感染症に詳しい方に以前話を伺ったところ、感染症の対策には限界があり、感染のピーク(山)を抑えることはできるけれども、中長期的に感染そのものを減らすことは出来ないのだそうです。
(スペイン風邪等々、このことは歴史が証明しているそうです。)
ということは、今回のコロナを地方と東京に分けて言えば、
地方は昨年一昨年とコロナが広まる過程において、非常にナーバスになって感染症対策をして、結果、陽性者数は首都圏と比べると圧倒的に少なかったです。

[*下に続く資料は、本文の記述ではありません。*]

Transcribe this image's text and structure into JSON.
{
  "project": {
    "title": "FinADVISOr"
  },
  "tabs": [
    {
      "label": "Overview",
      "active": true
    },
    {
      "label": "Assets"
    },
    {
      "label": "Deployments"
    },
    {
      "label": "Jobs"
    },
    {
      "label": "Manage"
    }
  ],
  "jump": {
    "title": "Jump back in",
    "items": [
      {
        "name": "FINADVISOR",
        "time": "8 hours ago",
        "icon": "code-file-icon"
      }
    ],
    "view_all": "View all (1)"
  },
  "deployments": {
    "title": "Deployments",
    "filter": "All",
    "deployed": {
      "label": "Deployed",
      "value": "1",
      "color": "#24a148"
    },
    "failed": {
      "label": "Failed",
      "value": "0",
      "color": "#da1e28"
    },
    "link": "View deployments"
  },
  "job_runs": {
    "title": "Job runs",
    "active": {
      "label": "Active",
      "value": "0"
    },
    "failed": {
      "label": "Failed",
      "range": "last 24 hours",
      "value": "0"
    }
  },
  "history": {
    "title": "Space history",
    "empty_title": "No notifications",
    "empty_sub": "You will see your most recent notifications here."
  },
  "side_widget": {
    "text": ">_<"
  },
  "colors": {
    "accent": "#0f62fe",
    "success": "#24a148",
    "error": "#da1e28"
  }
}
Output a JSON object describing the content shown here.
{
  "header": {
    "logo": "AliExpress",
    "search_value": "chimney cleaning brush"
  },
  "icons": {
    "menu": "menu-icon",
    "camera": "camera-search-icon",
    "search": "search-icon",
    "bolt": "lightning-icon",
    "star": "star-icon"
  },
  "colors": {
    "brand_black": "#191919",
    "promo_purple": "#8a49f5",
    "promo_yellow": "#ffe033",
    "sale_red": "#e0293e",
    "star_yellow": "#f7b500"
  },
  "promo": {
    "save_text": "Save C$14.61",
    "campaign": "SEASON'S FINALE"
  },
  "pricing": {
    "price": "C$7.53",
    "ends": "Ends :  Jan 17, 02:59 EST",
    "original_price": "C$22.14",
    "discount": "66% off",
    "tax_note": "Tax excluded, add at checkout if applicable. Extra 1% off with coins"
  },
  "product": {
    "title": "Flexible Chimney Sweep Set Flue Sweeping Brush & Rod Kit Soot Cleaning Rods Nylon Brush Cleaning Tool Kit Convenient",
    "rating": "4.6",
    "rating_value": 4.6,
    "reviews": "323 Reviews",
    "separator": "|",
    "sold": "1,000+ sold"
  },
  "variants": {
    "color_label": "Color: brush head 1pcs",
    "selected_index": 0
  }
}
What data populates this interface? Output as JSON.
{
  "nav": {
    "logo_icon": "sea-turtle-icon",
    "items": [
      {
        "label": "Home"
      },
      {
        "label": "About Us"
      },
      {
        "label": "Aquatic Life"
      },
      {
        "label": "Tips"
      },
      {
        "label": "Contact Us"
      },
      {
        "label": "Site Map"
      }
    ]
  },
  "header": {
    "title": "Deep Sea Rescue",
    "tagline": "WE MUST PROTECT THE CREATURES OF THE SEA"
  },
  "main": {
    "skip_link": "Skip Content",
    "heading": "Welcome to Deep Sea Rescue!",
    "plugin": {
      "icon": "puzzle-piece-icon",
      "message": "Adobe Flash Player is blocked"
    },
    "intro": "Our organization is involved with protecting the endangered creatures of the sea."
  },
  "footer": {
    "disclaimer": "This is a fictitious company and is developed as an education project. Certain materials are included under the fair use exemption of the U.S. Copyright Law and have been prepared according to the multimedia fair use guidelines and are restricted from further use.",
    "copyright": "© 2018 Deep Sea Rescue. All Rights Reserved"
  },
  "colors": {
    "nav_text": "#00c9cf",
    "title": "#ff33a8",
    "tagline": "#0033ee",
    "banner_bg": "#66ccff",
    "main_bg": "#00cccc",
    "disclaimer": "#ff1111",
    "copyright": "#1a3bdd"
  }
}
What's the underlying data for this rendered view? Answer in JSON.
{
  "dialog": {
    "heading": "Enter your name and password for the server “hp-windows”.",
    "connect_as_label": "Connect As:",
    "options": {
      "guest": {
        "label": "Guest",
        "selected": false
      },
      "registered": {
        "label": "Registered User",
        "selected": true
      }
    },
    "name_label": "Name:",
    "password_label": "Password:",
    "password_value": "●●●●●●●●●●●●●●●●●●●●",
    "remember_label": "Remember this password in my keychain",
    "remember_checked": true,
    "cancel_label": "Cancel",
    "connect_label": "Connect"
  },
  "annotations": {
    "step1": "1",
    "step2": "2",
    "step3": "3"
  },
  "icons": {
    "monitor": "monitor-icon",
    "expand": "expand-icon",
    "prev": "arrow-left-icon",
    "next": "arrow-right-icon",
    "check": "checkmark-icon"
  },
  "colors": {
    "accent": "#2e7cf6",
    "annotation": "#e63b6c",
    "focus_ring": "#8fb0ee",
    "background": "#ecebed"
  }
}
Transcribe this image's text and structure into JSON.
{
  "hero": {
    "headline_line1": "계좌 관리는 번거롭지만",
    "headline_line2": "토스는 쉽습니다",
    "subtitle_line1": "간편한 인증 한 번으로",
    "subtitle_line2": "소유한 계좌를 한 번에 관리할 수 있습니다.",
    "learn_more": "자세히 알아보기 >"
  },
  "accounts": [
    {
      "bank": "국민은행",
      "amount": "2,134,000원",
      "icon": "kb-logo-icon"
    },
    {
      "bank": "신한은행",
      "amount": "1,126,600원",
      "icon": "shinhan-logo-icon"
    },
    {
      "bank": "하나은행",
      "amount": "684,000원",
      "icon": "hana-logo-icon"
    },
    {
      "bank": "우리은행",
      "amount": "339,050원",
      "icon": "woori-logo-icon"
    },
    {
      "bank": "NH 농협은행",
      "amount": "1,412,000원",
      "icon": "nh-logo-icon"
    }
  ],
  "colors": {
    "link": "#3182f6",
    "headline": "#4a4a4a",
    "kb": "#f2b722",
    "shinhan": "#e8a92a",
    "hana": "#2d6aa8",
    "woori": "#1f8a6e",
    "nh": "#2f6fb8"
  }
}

が、それはピークを遅らせただけで、いざ病原菌が入ってくると、それまで免疫を持っていない人が逆に多いため、後から感染拡大している、ということのようです。
(専門家ではないため、間違っていた場合ご容赦を)
いずれにしても、実のところ今の時期は縫製工場にとってはオーダーのピークでただでさえも残業体制で受注処理をしなければならないのですが、ここのところコロナ陽性・濃厚接触でお休みになる人が多く、工場を取りまわすのに苦労しております。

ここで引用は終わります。